Néanmoins, la perception du VIH doit être mise en perspective. Depuis Louis Pasteur, la médecine considère que la présence d’anticorps est la preuve que l’organisme a développé un système de défense contre la maladie : leur présence signifie donc protection. Beaucoup espéraient encore, début 1985, que les séropositifs étaient protégés de la maladie ou au moins n’étaient pas contagieux. Dans les années suivantes, il fallut se rendre à l’évidence : les séropositifs sont porteurs chroniques du virus et le transmettent.

Le professeur Montagnier lui- même s’interroge dans Le Nouvel Observateur, le 8 septembre 1985 : « Quelle est la signification exacte de cette « positivité » ? Le virus est-il encore présent malgré les anticorps ? A quoi servent ces prétendus anticorps – destinés en principe à protéger – si la maladie n’apparaît justement que quand ils sont là ? Le sujet positif est-il contagieux, transmetteur du virus ? ».

N’empêche, Dès 1984 le Centre de contrôle des maladies d’Atlanta reconnait l’efficacité du chauffage des produits sanguins contre la propagation du virus. En octobre, le professeur Montagnier recommande la mesure. Il faut attendre janvier 1985 pour que le centre de la transfusion sanguine de Lille commence à chauffer les produits sanguins.

Aux Etats-Unis, le National Institute of Health organisait un appel d’offres pour la mise au point d’un test avec à la clé un engagement de pré-licence rapide du produit : ainsi, cinq sociétés américaines seulement eurent le droit de vendre des tests aux Etats- Unis. Parmi elles, Abbott, géant de l’industrie des tests de diagnostic, qui devenait le « poulain » officiel du gouvernement américain dans la course mondiale au test. Désormais, tous les coups seront permis pour l’aider à s’approprier l’essentiel du marché national et international. La tentative de Pasteur de pénétrer aux Etats-Unis en s’alliant à une des cinq sociétés retenues, Genetic Systems, sera un échec.

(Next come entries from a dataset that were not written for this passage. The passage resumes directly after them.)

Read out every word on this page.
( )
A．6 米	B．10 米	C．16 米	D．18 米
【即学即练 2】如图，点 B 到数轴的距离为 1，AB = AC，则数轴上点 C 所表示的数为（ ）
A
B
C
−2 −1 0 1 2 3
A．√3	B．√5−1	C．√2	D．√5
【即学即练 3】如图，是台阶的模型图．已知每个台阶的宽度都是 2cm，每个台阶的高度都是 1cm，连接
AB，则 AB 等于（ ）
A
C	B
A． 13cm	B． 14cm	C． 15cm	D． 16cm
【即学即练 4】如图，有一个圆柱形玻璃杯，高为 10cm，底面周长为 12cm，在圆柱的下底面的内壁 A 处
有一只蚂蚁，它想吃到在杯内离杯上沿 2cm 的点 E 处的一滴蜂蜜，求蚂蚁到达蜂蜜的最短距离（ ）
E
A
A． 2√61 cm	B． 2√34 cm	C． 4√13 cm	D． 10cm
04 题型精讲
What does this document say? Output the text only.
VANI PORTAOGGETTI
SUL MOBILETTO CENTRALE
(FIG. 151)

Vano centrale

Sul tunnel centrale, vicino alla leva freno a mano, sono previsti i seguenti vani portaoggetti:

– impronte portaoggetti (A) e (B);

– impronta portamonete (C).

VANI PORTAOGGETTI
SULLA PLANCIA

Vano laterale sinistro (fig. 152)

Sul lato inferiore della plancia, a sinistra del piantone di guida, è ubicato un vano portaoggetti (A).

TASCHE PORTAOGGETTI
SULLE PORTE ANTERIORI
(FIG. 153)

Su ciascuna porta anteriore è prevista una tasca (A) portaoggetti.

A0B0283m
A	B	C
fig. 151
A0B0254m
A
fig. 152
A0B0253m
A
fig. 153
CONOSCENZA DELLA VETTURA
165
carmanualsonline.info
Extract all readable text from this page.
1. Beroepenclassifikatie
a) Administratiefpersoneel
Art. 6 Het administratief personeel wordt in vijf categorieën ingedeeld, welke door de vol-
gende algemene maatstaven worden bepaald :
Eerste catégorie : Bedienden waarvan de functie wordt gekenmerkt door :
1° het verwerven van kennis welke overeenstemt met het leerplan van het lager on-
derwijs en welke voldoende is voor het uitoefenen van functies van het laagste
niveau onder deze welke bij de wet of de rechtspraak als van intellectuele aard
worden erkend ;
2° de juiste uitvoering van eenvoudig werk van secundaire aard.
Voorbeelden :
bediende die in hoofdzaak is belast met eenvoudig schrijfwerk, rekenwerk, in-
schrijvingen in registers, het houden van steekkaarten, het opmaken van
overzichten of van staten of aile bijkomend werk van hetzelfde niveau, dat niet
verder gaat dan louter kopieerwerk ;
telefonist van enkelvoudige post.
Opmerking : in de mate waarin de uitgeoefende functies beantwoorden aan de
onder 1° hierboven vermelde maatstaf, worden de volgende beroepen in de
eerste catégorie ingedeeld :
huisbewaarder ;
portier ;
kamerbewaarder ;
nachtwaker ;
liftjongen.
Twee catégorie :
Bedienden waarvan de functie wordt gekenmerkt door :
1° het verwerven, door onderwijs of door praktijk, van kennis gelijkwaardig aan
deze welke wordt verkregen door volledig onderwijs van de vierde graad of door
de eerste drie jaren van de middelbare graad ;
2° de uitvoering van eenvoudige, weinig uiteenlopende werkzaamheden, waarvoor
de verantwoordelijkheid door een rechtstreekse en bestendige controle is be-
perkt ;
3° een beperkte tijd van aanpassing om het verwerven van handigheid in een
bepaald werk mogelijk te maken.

Une course de vitesse s’engage dès le mois de février 1985, date à laquelle deux industriels, Abbott et Diagnostics Pasteur – société industrielle de développement des découvertes de Pasteur -, déposent, à quelques jours d’intervalle, une demande d’homologation de leur test de dépistage du virus VIH auprès du Laboratoire national de la santé, qui effectue les tests préalables à la mise sur le marché de médicaments (il a été remplacé depuis par l’Agence du médicament). Deux questions se posaient pour le test Abbott. Etait-il fiable ? Existait-il en quantité suffisante pour fournir le marché français dans le cadre de la politique de dépistage systématique décidée par le gouvernement le 19 juin 1985 ?

Or la firme américaine a constamment présenté de manière fallacieuse les caractéristiques réelles de son test : elle cherchait avant tout à obtenir le contrôle total du marché. Ainsi, pour obtenir le feu vert de la Food and Drug Administration (FDA) et signer un accord d’exclusivité avec la Croix-Rouge américaine, qui lui assurait l’hégémonie commerciale sur le marché américain, Abbott a présenté en janvier 1985 des résultats « parfaits », qui sont tronqués et bien peu reproductibles. Personne ne s’inquiète du fait que seuls 93,4 % des malades sidéens avérés, et donc probablement porteurs de grandes quantités d’anticorps, sont détectés par le test, alors que la sensibilité annoncée dans la notice d’utilisation était de 97,5 % à 100 %.

De nombreux documents et articles scientifiques démontrent  que le test Abbott était de mauvaise qualité. Ses faiblesses portent non seulement sur sa mauvaise spécificité (nombre élevé de faux positifs), qui était connue en France dès février 1985, mais aussi sur sa faible sensibilité, c’est-à-dire son incapacité à détecter tous les porteurs de VIH (faux négatifs). Plusieurs personnes ont d’ailleurs été contaminées aux Etats-Unis par des échantillons sanguins pourtant testés négativement par le test Abbott. De plus, la reproductibilité des performances du test Abbott d’un lot à l’autre est faible.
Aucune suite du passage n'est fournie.